Modelling and control of a two-link flexible manipulator using finite element modal analysis

Abstract

This thesis focuses on Finite Element (FE) modeling and robust control of a two-link flexible manipulator based on a high resolution FE model and the system vibration modes. A new FE model is derived using Euler-Bernoulli beam elements, and the model is validated using commercial software Abaqus CAE. The frequency and time domain analysis reveal that the response of the FE model substantially varies with changing the number of elements, unless a high number of elements (100 elements in this work) is used. The gap between the complexity of the high order FE model capable of predicting dynamics of the multibody system, and suitability of the model for controller design is bridged by designing control schemes based on the reduced order models obtained using modal truncation/H8 techniques.
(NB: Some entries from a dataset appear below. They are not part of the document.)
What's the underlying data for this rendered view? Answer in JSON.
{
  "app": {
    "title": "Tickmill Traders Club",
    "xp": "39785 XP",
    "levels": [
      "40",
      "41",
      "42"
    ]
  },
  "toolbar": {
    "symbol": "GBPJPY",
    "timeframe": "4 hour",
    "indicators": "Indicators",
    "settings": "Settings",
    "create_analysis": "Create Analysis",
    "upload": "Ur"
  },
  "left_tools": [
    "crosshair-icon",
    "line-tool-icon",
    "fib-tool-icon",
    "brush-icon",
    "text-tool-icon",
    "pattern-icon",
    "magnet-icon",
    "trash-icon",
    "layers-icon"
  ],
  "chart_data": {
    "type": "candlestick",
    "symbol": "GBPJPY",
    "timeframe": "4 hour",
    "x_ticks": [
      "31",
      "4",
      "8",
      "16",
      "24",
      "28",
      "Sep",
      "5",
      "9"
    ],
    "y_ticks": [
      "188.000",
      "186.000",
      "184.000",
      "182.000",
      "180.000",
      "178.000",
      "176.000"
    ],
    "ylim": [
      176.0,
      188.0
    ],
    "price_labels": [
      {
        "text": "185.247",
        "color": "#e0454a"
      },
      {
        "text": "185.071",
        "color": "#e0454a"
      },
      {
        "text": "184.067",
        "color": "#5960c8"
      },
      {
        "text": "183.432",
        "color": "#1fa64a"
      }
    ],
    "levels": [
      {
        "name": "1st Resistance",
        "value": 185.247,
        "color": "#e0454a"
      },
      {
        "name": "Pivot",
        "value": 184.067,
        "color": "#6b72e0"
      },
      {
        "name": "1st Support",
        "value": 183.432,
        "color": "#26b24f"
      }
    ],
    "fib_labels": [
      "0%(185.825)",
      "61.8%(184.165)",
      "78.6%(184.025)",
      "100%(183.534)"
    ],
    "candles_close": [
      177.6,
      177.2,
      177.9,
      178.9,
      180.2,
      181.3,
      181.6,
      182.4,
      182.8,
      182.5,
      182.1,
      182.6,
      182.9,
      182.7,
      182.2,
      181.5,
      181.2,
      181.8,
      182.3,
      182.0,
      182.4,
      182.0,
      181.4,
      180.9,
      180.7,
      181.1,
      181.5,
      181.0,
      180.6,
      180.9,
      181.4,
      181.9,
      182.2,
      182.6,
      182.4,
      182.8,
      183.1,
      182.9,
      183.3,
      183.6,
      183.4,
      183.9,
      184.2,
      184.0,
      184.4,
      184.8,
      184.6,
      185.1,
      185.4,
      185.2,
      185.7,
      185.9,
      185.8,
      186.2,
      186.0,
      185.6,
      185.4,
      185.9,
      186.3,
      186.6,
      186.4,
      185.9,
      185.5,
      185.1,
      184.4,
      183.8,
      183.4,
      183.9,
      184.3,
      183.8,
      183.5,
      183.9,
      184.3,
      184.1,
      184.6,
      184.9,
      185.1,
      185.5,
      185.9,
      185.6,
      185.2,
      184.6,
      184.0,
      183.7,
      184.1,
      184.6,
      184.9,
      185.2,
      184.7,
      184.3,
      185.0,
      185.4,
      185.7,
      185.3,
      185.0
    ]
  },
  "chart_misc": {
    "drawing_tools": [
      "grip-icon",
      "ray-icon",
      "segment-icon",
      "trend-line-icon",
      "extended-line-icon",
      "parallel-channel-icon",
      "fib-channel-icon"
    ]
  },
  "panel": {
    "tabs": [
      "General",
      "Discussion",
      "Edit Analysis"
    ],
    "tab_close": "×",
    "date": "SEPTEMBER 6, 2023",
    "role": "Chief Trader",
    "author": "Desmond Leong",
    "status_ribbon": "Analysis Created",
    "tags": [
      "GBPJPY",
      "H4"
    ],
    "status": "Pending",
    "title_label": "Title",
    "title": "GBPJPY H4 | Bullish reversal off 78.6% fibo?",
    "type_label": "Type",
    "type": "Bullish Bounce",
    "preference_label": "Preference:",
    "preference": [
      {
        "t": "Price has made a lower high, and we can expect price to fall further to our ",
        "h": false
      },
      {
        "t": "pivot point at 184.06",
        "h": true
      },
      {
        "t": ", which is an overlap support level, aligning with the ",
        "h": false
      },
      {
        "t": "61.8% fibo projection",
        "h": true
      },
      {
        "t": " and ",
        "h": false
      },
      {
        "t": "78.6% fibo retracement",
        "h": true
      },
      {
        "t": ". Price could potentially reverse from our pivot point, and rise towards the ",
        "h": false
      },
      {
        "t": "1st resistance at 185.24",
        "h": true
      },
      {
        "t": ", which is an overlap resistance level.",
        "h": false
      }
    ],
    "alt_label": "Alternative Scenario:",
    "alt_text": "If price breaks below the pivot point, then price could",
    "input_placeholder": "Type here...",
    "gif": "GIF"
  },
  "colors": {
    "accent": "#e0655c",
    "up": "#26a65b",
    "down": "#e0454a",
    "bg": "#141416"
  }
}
Two reduced order multi-input multi-output modal control algorithms composed of a robust feedback controller along with a feed-forward compensator are designed. The first controller, Inversion-based Two Mode Controller (ITMC), is designed using a mixed-sensitivity H8 synthesis and a modal inversion-based compensator. The second controller, Shaping Two-Mode Controller (STMC), is designed with H8 loopshaping using the modal characteristics of the system. Stability robustness against unmodelled dynamics due to the model reduction is shown using the small gain theorem. Performance of the feedback controllers are compared with Linear Quadratic Gaussian designs and are shown to have better tracking characteristics. Effectiveness of the control schemes is shown by simulation of rest-to-rest maneuver of the manipulator to a set of desired points in the joint space. The ITMC is shown to have more precise tracking performance, while STMC has higher control over vibration of the tip, at the expense of more tracking errors.